Many people were surprised last month after the conservative-leaning Supreme Court issued several decisions that will have a favorable impact on reproductive health rights and justice. But reproductive rights remain at risk.
On June 29, Bush-appointed Chief Justice John Roberts sided with his more liberal colleagues in the court’s 5-4 decision in June Medical Services v. Russo, ruling that a Louisiana law requiring physicians to have admitting privileges at hospitals — a law which forces abortion clinics to shut down — is impermissible. This marked an important victory for people in Louisiana, and for abortion rights around the country.
And, in a 6-3 decision, Justice Neil Gorsuch delivered an opinion ruling that Title VII prohibits discrimination against gay, lesbian, bisexual and transgender employees. Bostock v. Clayton County, a consolidation of three cases, found definitively that discrimination against someone for their sexual orientation or gender identity is clearly sex discrimination and thus prohibited by federal law. Decisions such as these, on whether a person can be discriminated against for being who they are, are central to bodily autonomy and freedom — reproductive rights concerns.
In both cases, the court’s decisions to uphold decades of precedent signaled that — for now, at least — the conservative majority installed by Senate Majority Leader Mitch McConnell (R-Ky.) and President Trump is not fully willing to embrace the far-right upheaval in American law the administration hopes the court will permit.
Despite this, some justices proved they will be steadfast in their refusal to respect women’s rights, regardless of the case before them. Brett Kavanaugh, Donald Trump’s most recent nominee with a significant political history, voted against women and reproductive rights dogmatically throughout the term despite the long lines of precedent noted above. And unfortunately, Kavanaugh is set to play a significant role in American jurisprudence for decades to come.
For this and many other reasons, advocates and lawmakers should not be fooled by recent good news — we cannot leave it to the judiciary to protect reproductive health rights and justice. In addition to ensuring future judges and justices will not use their gavel to advance their personal politics, we need proactive legislative policies to advance health care access and equality for all.
Specifically, Chief Justice Roberts’s concurrence in June Medical made it clear that despite his favorable ruling, Roberts is no ally to reproductive health, rights, or justice. The chief justice stated in his concurrence that he was striking down the Louisiana law solely because of the precedent the court set just four years ago in Whole Woman’s Health v. Hellerstedt (a precedent he continues to disagree with), where it struck down an identical Texas law. In other words, he was not striking down the Louisiana law out of respect for a person’s right to an abortion. This raises questions about the next inevitable state abortion restriction that comes before the court.

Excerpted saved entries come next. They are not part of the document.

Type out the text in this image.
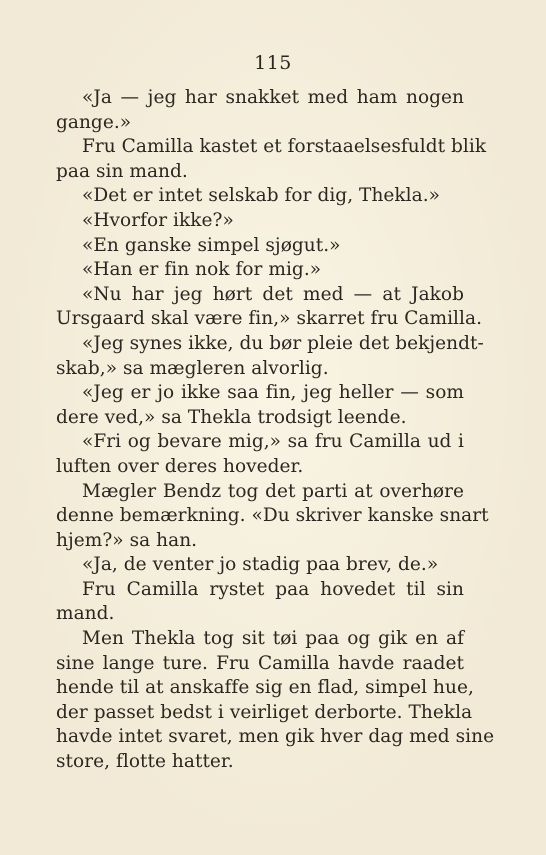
115
«Ja — jeg har snakket med ham nogen
gange.»
Fru Camilla kastet et forstaaelsesfuldt blik
paa sin mand.
«Det er intet selskab for dig, Thekla.»
«Hvorfor ikke?»
«En ganske simpel sjøgut.»
«Han er fin nok for mig.»
«Nu har jeg hørt det med — at Jakob
Ursgaard skal være fin,» skarret fru Camilla.
«Jeg synes ikke, du bør pleie det bekjendt-
skab,» sa mægleren alvorlig.
«Jeg er jo ikke saa fin, jeg heller — som
dere ved,» sa Thekla trodsigt leende.
«Fri og bevare mig,» sa fru Camilla ud i
luften over deres hoveder.
Mægler Bendz tog det parti at overhøre
denne bemærkning. «Du skriver kanske snart
hjem?» sa han.
«Ja, de venter jo stadig paa brev, de.»
Fru Camilla rystet paa hovedet til sin
mand.
Men Thekla tog sit tøi paa og gik en af
sine lange ture. Fru Camilla havde raadet
hende til at anskaffe sig en flad, simpel hue,
der passet bedst i veirliget derborte. Thekla
havde intet svaret, men gik hver dag med sine
store, flotte hatter.
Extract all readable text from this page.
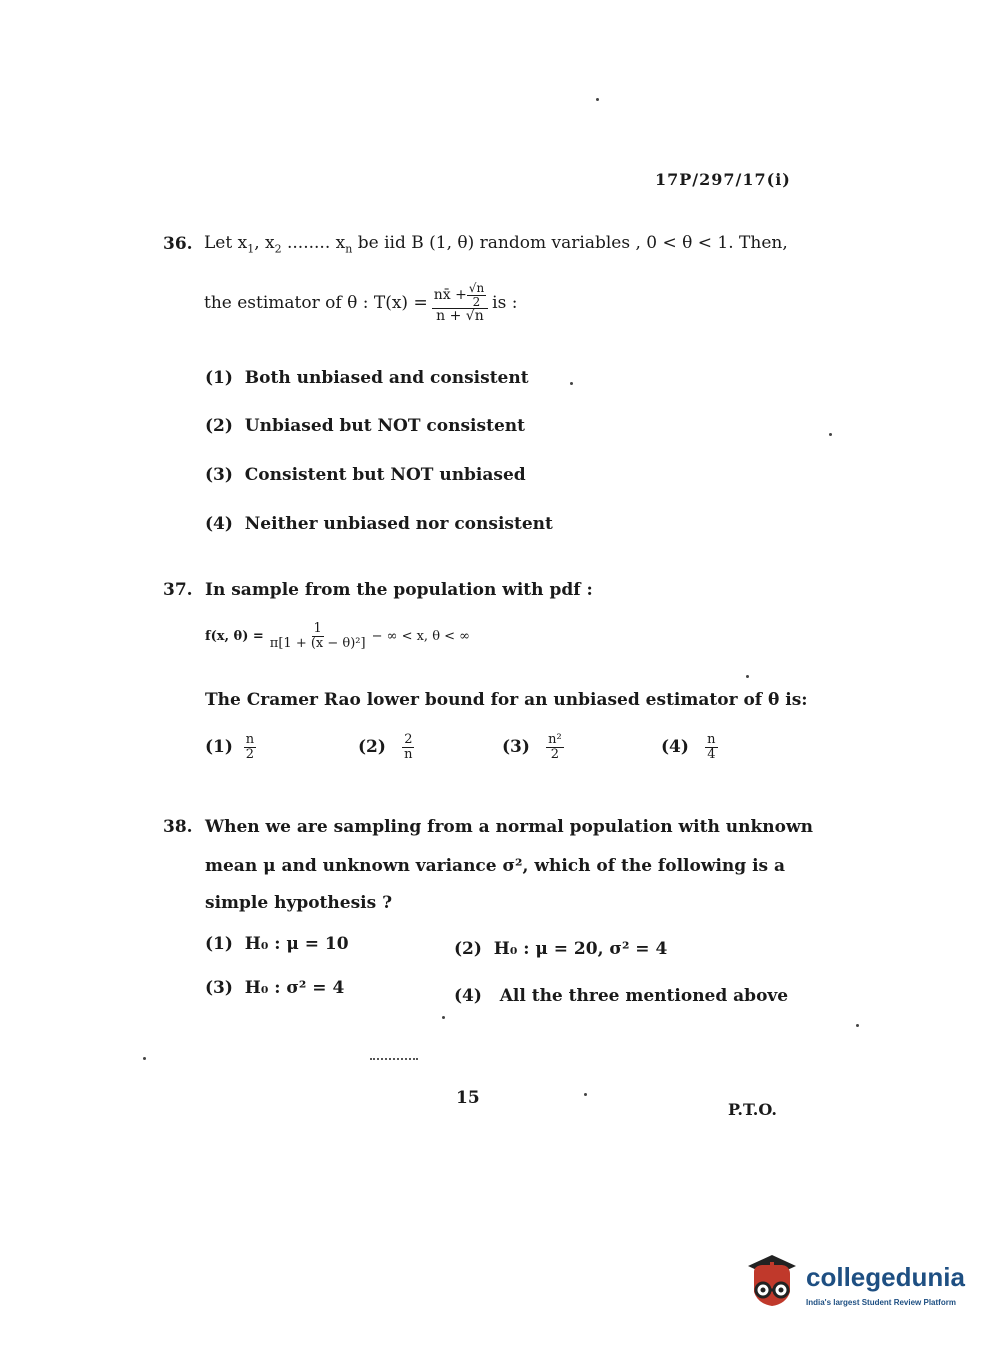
17P/297/17(i)
36. Let $x_1$, $x_2$ ........ $x_n$ be iid B (1, θ) random variables , 0 < θ < 1. Then,
the estimator of θ : $T(x) = \frac{nx̄ + \frac{√n}{2}}{n + √n}$ is :
(1) Both unbiased and consistent
(2) Unbiased but NOT consistent
(3) Consistent but NOT unbiased
(4) Neither unbiased nor consistent
37. In sample from the population with pdf :
f(x, $\theta) = \frac{1}{\text{π[1 + (x − θ)²]}}$ − ∞ < x, θ < ∞
The Cramer Rao lower bound for an unbiased estimator of θ is:
(1)
$\frac{n}{2}$	(2)
$\frac{2}{n}$	(3)
$\frac{\text{n²}}{2}$	(4)
$\frac{n}{4}$
38. When we are sampling from a normal population with unknown
mean μ and unknown variance σ², which of the following is a
simple hypothesis ?
(1) H₀ : μ = 10	(2) H₀ : μ = 20, σ² = 4
(3) H₀ : σ² = 4	(4) All the three mentioned above
15
P.T.O.
collegedunia
India's largest Student Review Platform
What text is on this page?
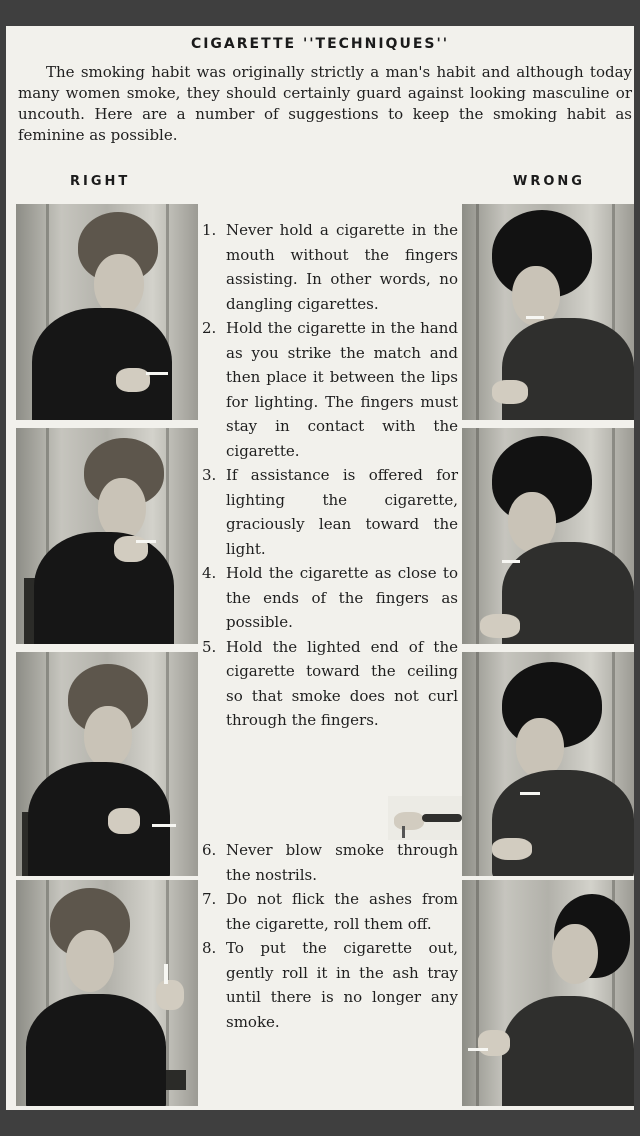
CIGARETTE ''TECHNIQUES''

The smoking habit was originally strictly a man's habit and although today many women smoke, they should certainly guard against looking masculine or uncouth. Here are a number of suggestions to keep the smoking habit as feminine as possible.

RIGHT	WRONG
1. Never hold a cigarette in the mouth without the fingers assisting. In other words, no dangling cigarettes.
2. Hold the cigarette in the hand as you strike the match and then place it between the lips for lighting. The fingers must stay in contact with the cigarette.
3. If assistance is offered for lighting the cigarette, graciously lean toward the light.
4. Hold the cigarette as close to the ends of the fingers as possible.
5. Hold the lighted end of the cigarette toward the ceiling so that smoke does not curl through the fingers.
6. Never blow smoke through the nostrils.
7. Do not flick the ashes from the cigarette, roll them off.
8. To put the cigarette out, gently roll it in the ash tray until there is no longer any smoke.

Even more, less than two weeks later the Supreme Court proved that it would not be the savior for reproductive health, rights and justice when it issued a decision that could undermine birth control access for thousands of women. In Trump v. Pennsylvania, the state challenged regulations promulgated by the Trump administration that seek to grant employers and universities broad flexibility not to cover birth control, as required under the Affordable Care Act (ACA). The court sided with the Trump administration, allowing virtually any employer or university to deny women birth control coverage based on the entity’s — not the woman’s — moral or religious beliefs, thereby threatening the health and financial security of women.
The court’s 7-2 ruling made it clear that their decision was not the final answer on this issue — pushing the case back to the lower federal courts. But, we cannot rely upon the lower courts either — where many of Trump’s most extreme judicial appointments await.
It is clear that far-right extremists will continue to try to use the courts to threaten reproductive rights and justice, and subsequently the health and financial security of women, LGBTQ people and people of color. And while the June Medical and the Title VII decision delivered welcome news in this regard, this court still poses a significant threat not only to civil rights, but to the very legitimacy of the court as a whole.
Lawmakers, too, have a responsibility to protect civil rights and go beyond the status quo to ensure meaningful access to reproductive health services; Congress must only support fair-minded judges who are committed to the rule of law and enact proactive policies that guarantee access to birth control and abortion — and more importantly, bodily autonomy and reproductive freedom.
Jamille Fields Allsbrook is the director of women’s health and rights with the Women’s Initiative at the Center for American Progress. Maggie Jo Buchanan is the director of Legal Progress at the Center for American Progress.